Ross is far from the first person to think that making the text of a book available for free will increase sales.  The US National Academies, who advise the government on science, engineering and medical issues, has made its books available for reading and download on-line (at http://www.nap.edu/) for years.  The National Academies is not as liberal as Ross is -- they have perhaps the world's least user-friendly interface for reading the books on-line while Ross just lets you download pdfs of the chapters.  Maybe the Academies think that making it painful to read the books on-line will encourage purchases.  Ross, and Wiley, demonstrate a more enlightened view that the content itself will be the selling tool.

 

Even with the awful user interface the Academies are far better than most publishers who seem to be petrified of the Internet for anything other than book sales.  How else can you explain their lawsuits to stop Google's efforts to make it easy for people who might want to buy books to find which books they might want to buy?  Google's Book Search (http://books.google.com/) has started making out-of-copyright books available for download and Google wants to make all the books they can get searchable.  Only excerpts of in-copyright books would be shown so a reader would have to find the book in a library or buy a copy if they wanted to read more than the excerpts.

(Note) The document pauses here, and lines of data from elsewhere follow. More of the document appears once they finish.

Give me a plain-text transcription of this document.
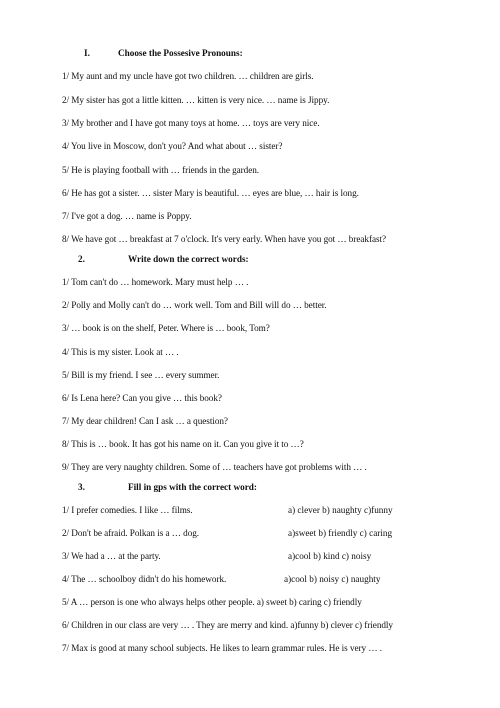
I.	Choose the Possesive Pronouns:
1/ My aunt and my uncle have got two children. … children are girls.
2/ My sister has got a little kitten. … kitten is very nice. … name is Jippy.
3/ My brother and I have got many toys at home. … toys are very nice.
4/ You live in Moscow, don't you? And what about … sister?
5/ He is playing football with … friends in the garden.
6/ He has got a sister. … sister Mary is beautiful. … eyes are blue, … hair is long.
7/ I've got a dog. … name is Poppy.
8/ We have got … breakfast at 7 o'clock. It's very early. When have you got … breakfast?
2.	Write down the correct words:
1/ Tom can't do … homework. Mary must help … .
2/ Polly and Molly can't do … work well. Tom and Bill will do … better.
3/ … book is on the shelf, Peter. Where is … book, Tom?
4/ This is my sister. Look at … .
5/ Bill is my friend. I see … every summer.
6/ Is Lena here? Can you give … this book?
7/ My dear children! Can I ask … a question?
8/ This is … book. It has got his name on it. Can you give it to …?
9/ They are very naughty children. Some of … teachers have got problems with … .
3.	Fill in gps with the correct word:
1/ I prefer comedies. I like … films.	a) clever b) naughty c)funny
2/ Don't be afraid. Polkan is a … dog.	a)sweet b) friendly c) caring
3/ We had a … at the party.	a)cool b) kind c) noisy
4/ The … schoolboy didn't do his homework.	a)cool b) noisy c) naughty
5/ A … person is one who always helps other people. a) sweet b) caring c) friendly
6/ Children in our class are very … . They are merry and kind. a)funny b) clever c) friendly
7/ Max is good at many school subjects. He likes to learn grammar rules. He is very … .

Common sense would lead a person to believe that this could only be good for the publishers.  Maybe they could even set up ways for on-demand printing of out of print books.  I do not understand the publishers 'make the future go away' approach, maybe Ross can come up with an explanation.

 

disclaimer:  Harvard has had a rather long time to understand that the future is rarely deterred but the above book selling advice is mine not that of the university.